Les Fausses Confidences de Marivaux I, 8

 

Les Fausses Confidences, Marivaux, 1737

Acte I scène 8


"Ma personne ne m’appartiendra donc plus ?"


Arlequin ou la servitude en question


voir le texte ICI


La commedia dell’arte apparaît au XVIe siècle. Il s’agit de théâtre interprété par des comédiens professionnels, et ce genre connaîtra une immense popularité dès le XVIIe siècle particulièrement en Italie, mais également en France et en Espagne, bien que les gouvernements de ces deux derniers états aient cherché à réglementer, voire censurer cette forme théâtrale. Molière et Marivaux seront fortement inspirés par la commedia dell’arte, et jusqu’à 1740 les pièces de Marivaux sont destinées à des comédiens italiens. Aussi, c’est en 1737 qu’a lieu la première représentation des Fausses Confidences où Marivaux reprend un thème déjà exploré par Molière, notamment : il s’agit en effet des intrigues et manœuvres mises en place par Dubois, ancien domestique de Dorante, un jeune bourgeois désargenté, dans le but que son actuelle employeuse, une riche veuve nommée Araminte, tombe amoureuse de Dorante. Cette pièce est néanmoins originale dans le fait que les rapports sociaux sont bouleversés tout au long de la pièce. Dans la scène 8 de l’acte I, Araminte ordonne à l’un de ses valets, Arlequin, de servir Dorante, son intendant qu’elle vient d’embaucher. Nous verrons donc en quoi cette scène de dispute illustre le bouleversement des rôles sociaux dans lequel réside la particularité de l’œuvre. En premier lieu nous étudierons le rôle d’Arlequin, puis nous observerons la hiérarchie établie entre les domestiques.

 


Arlequin est l’un des domestiques d’Araminte qu’elle place sous les ordres de Dorante, mais c’est toujours à elle qu’il obéit en premier lieu et il n’accepte de servir Dorante que si, puisque ce dernier est également un valet, Dorante reçoit comme ordre d’Araminte d’avoir Arlequin comme valet : « C’est Madame qui donnera ordre à Monsieur de souffrir mon service, que je lui prêterai par le commandement de Madame. » C’est d’ailleurs Araminte qui doit continuer de le rémunérer, même si Arlequin s’y oppose dans la scène 9 de l’acte I.

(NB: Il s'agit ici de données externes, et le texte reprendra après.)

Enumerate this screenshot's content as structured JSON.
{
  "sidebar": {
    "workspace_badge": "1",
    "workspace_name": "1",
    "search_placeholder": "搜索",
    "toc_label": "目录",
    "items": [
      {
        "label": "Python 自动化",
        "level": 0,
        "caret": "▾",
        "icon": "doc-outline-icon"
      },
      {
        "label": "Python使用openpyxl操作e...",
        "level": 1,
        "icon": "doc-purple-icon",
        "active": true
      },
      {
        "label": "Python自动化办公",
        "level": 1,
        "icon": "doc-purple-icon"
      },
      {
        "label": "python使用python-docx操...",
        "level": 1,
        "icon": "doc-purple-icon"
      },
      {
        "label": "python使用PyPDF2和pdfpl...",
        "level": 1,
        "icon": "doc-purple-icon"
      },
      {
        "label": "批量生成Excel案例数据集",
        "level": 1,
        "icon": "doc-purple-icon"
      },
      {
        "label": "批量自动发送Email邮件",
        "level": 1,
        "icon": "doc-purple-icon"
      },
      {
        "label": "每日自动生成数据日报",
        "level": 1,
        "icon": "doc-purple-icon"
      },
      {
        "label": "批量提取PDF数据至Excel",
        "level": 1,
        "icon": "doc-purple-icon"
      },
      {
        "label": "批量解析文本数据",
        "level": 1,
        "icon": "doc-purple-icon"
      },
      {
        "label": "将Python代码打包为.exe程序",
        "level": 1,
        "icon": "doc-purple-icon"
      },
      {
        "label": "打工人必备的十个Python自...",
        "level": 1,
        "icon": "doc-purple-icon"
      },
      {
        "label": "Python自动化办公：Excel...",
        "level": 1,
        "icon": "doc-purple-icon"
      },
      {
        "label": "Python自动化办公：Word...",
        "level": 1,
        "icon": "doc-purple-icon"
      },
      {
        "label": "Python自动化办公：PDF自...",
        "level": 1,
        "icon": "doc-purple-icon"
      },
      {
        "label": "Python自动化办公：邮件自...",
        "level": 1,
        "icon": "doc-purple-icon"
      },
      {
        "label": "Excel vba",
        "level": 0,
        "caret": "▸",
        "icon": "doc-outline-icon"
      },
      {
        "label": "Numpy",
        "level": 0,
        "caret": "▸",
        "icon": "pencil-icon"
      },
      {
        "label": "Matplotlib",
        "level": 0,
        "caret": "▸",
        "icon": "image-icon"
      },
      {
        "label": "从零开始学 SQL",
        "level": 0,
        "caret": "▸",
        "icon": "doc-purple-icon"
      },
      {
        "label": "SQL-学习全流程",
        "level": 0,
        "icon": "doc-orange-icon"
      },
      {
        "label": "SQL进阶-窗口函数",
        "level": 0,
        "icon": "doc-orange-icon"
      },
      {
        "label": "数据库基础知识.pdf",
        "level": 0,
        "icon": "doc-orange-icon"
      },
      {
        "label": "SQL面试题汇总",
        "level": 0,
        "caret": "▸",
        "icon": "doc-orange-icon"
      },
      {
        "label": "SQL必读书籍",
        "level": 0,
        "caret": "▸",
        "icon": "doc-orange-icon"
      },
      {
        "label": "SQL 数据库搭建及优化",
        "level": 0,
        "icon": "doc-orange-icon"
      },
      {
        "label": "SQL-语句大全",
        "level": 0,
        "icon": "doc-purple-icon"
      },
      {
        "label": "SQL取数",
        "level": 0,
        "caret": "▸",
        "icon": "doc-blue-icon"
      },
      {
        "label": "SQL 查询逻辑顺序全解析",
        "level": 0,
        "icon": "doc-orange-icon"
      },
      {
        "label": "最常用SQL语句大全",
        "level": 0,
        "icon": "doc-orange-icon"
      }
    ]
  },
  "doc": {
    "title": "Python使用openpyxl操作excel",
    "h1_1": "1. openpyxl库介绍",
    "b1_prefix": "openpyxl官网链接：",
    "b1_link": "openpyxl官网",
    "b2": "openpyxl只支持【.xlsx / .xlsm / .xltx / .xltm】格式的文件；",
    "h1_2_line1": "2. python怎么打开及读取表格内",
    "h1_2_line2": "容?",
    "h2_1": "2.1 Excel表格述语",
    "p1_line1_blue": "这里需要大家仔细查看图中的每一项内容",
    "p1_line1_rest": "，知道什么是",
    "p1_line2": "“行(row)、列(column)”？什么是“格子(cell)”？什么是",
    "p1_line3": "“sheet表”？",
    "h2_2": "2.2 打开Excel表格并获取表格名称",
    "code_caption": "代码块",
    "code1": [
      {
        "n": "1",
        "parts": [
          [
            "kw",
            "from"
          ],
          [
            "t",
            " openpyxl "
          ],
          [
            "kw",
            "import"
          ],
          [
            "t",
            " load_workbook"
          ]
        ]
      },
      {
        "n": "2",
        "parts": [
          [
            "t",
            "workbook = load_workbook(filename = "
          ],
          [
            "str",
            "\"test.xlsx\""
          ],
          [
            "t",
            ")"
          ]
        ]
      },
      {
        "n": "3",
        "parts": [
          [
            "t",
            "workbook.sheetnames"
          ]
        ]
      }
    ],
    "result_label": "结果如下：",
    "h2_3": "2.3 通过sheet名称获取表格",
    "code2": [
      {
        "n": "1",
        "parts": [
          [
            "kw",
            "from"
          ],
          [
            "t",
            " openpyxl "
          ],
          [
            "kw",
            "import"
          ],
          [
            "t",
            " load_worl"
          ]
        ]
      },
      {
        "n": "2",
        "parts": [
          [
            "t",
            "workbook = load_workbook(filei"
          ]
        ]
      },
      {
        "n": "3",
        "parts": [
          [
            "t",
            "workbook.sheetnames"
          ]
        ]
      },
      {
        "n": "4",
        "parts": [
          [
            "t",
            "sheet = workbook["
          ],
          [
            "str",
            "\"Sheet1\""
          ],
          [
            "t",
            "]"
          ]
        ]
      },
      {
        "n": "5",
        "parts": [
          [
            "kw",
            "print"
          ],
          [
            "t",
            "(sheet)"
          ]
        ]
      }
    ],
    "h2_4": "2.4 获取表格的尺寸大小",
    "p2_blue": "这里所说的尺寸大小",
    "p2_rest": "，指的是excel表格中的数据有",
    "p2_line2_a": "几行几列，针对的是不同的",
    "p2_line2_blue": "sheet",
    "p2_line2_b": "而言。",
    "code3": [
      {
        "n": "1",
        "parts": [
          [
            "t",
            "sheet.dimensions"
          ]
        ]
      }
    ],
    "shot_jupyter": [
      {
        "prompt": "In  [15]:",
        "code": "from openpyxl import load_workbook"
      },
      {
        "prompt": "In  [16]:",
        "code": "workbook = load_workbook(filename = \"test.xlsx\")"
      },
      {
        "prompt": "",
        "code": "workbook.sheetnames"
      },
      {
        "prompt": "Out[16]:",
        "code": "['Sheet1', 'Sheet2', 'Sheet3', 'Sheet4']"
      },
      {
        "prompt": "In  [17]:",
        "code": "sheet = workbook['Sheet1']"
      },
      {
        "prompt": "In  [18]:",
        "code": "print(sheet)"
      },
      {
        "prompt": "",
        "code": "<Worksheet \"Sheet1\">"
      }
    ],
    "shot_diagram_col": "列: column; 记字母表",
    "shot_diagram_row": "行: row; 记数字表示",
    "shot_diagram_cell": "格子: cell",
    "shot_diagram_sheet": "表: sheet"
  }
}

Arlequin est un personnage de caractère : on observe en effet que celui-ci tient plus de répliques que tout autre personnage présent dans cette scène et il est à l’origine de la querelle. D’autre part, on observe que, malgré son statut de domestique, il tient tête à Araminte.

Ce personnage a malgré tout un rôle réduit dans l’intrigue : il n’apparaîtra que rarement dans la suite de la pièce, soit étant manipulé par Dubois, soit dans un rôle sans importance à propos du déroulement de l’histoire. Il joue le bouffon mais derrière ses apparentes niaiseries, il dit des vérités bien difficiles à admettre à cette époque ...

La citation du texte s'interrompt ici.